This article is from our Toronto Feature series. Features from past programs are not updated.
This content is from a series created in partnership with Museum Services of the City of Toronto and Heritage Toronto. We gratefully acknowledge funding from the Ontario Ministry of Tourism, Culture and Sport, and the Department of Canadian Heritage.
"Calling Home from the Tallest Building in the British Commonwealth"
Called by one architectural critic "Still the best bank building and the best office tower in the city," the 34-storey Canadian Imperial Bank of Commerce was from 1931 to 1962 the tallest building in the British Commonwealth. Gliding upwards in a series of subtle setbacks from a Romanesque base of seemingly solid stone, the building recalls the glamour of a past era in high finance. The grand banking hall, roofed with a gilded, light blue barrel vault, evokes an almost religious reverence.

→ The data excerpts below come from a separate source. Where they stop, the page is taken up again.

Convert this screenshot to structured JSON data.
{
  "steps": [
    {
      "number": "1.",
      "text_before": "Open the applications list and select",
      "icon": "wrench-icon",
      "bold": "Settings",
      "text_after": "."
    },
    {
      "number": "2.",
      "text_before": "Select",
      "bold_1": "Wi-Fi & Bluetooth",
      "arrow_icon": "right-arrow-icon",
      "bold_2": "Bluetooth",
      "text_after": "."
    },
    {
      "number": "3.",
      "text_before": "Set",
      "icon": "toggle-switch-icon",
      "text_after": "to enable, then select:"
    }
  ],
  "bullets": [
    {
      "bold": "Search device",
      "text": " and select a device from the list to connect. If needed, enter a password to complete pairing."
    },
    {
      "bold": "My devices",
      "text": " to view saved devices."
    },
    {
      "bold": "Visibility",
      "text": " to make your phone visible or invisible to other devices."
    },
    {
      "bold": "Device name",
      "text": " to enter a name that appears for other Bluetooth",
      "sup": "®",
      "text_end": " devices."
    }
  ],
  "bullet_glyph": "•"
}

Now dwarfed by everything around it, the Canadian Bank of Commerce building at 25 King St. W. dominated the Toronto skyline for 3 decades. A popular outdoor observation gallery (now closed) on the 32nd floor - guarded by great carved Babylonian heads with flowing beards - predated the CN TOWER in giving the public unobstructed city and harbour views. From a phone booth up there, you could call home "from the tallest building in the British Commonwealth."
With a new building boom raging across the country beginning in the 1950s, the Bank of Commerce head office soon lost its claim as "tallest." While other historic buildings on the corner were demolished to make way for new modernist symbols, the now Canadian Imperial Bank of Commerce showed a rare concern for heritage preservation when building its Commerce Court complex beside it in 1968-1972.Commerce Court West, designed by I.M. Pei in the International Style at its most precise and unadorned, rises from a transparent three-storey glass base.